The youth of this country have been roundly demonised in the last decade (as in most decades), while austerity and the voting patterns of their elders combine to rob them of a future. Yet in 2017, England’s young footballers provided the country with a rare glimpse of a bright future. They won the Under-17 World Cup in India, the Under-20 World Cup in South Korea, the Under-19 European Championship in Georgia and the prestigious Under-20 Toulon Tournament in France. It was an unprecedented calendar year of age-level football success for any nation, anywhere. Manchester City’s Phil Foden, who won the Golden Ball as the best player at the Under-17 World Cup, picked up the BBC Young Sports Personality of the Year award in December. He was joined onstage by England’s other winning teams at the various levels. “Have we got a new Golden Generation coming through?” the presenter Gary Lineker excitably asked Rhian Brewster, the Liverpool forward who had been the top scorer in India.

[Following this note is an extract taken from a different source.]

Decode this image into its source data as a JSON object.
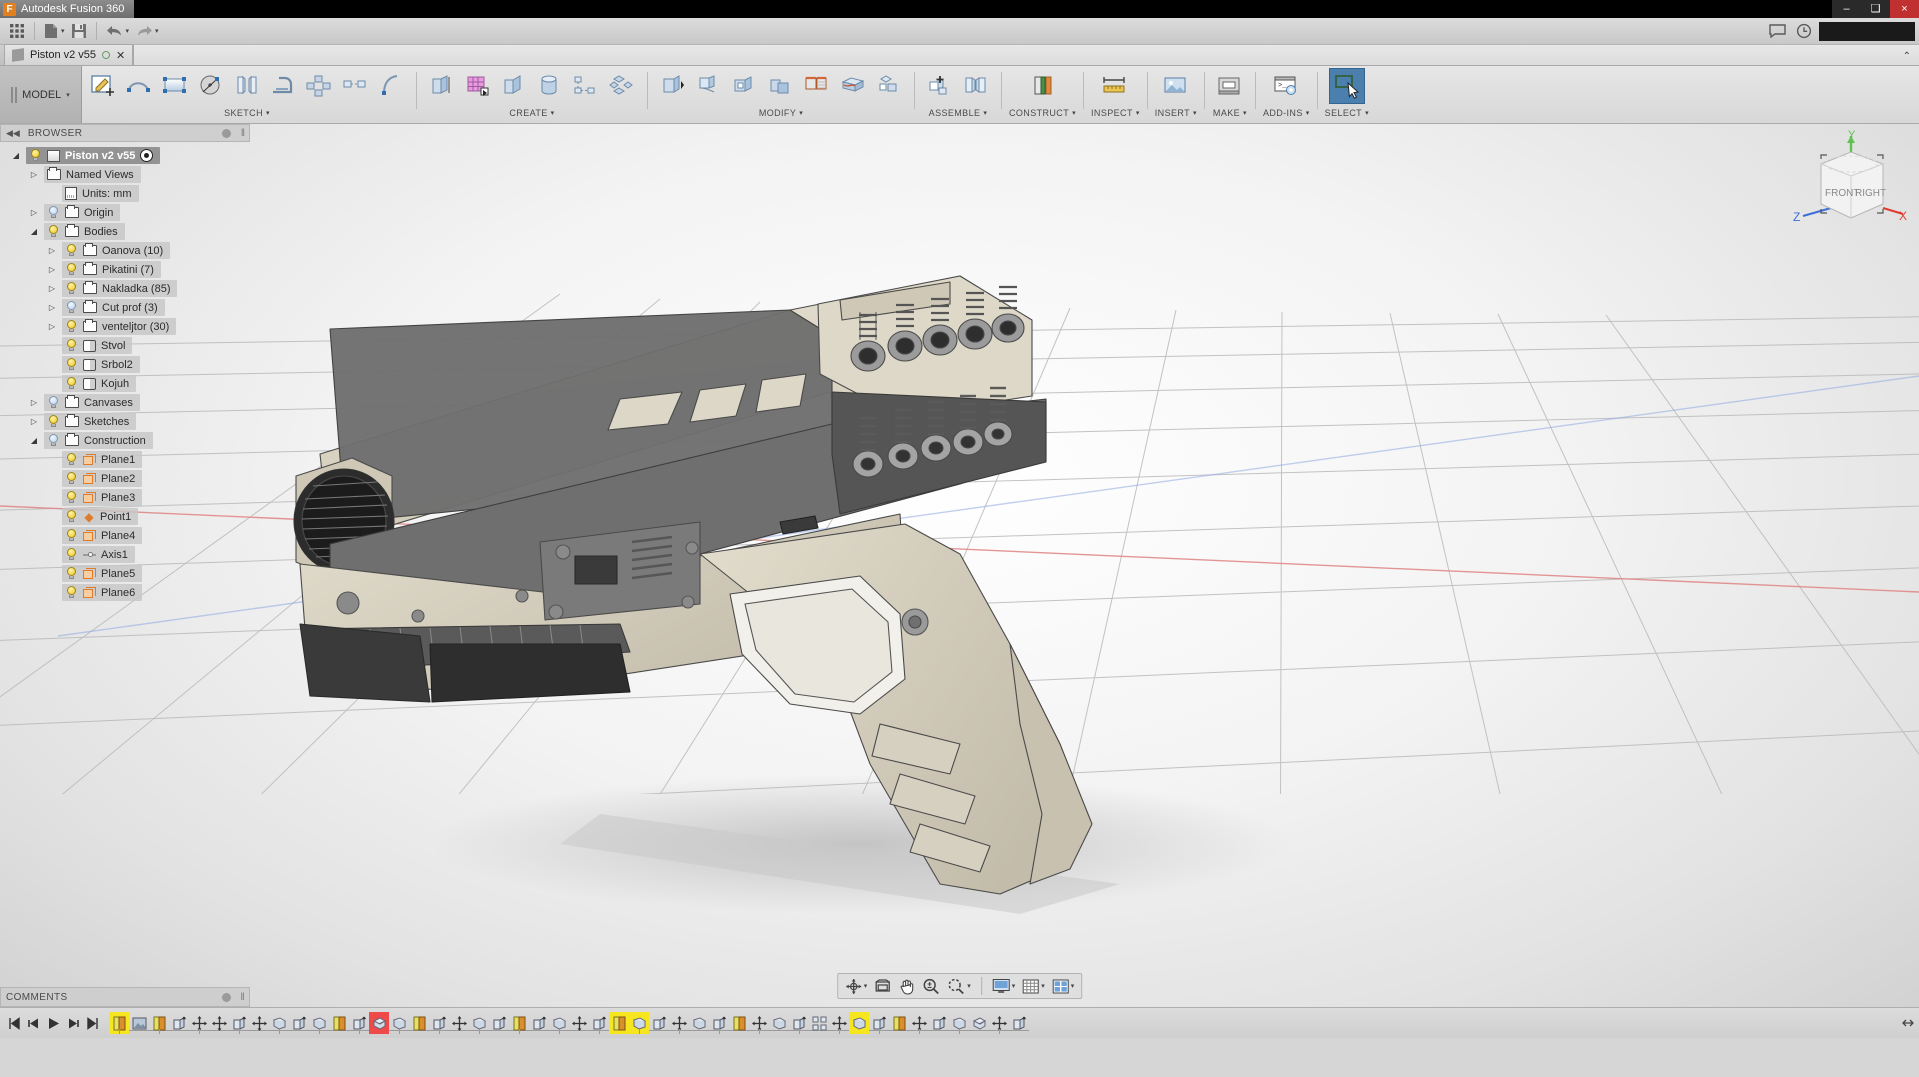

There has been reticence elsewhere to bandy that term about, given the experience of the previous one. And though the potential is enormous, it is still youth-level football. The Darwinian nature of football means most of them will fall short of the highest level. “They need to know they have nowhere near made it,” cautioned Lampard in the aftermath of the Under-17 triumph. “Celebrate, enjoy it, go and Instagram it. Do what you have to do, enjoy the moment, but what comes now is the real hard work which is going up in steps, which are massive. I remember those steps. At 17 I thought I was a bit of a player. Got into the reserves – struggled. Got into the first team – struggled. Then you come to terms with it. There’s a lot of hard work.”

That reality is unlikely to dampen expectations. Given modern society, if England’s youth team winners don’t cash it in for the senior side in the 2020s then the criticism the original Golden Generation received might look tame in comparison. But, as Tony Soprano once said, you’re entitled to shit. England aren’t the only country with a prolonged drought at international level. Argentina haven’t won a major tournament for a quarter of a century, despite winning five Under-20 World Cups in the intervening time. Thirty years of hurt is a milestone recently reached by the Netherlands, despite having access to a de facto youth team at Ajax who had wrestled the Champions League title off AC Milan in 1995. Death and taxes, that’s all. Don’t ever look to football.

Graham Taylor was on to the lack of certainties in modern international football before most people in England. At the height of his suffering with the England job in the summer of 1993, he lost a crucial World Cup qualifier to Norway in Oslo. One week later, his moribund team were beaten by 2-0 by the United States in Boston. The wheel hadn’t turned far from Gaetjens and Belo Horizonte.

“Whether England gave the game to the world or not is now irrespective,” Taylor said at the time to the documentary crew of An Impossible Job. “It doesn’t belong to England, it’s a world game. It’s wrong for us to assume that everything we do in our country is right, that we should have our own way. There are 160-odd countries affiliated to Fifa and the game, whether we gave it to the world or not, belongs to them all.” As Croatia proved in 2007, the rest of the world will always be on hand to turn England’s upside down.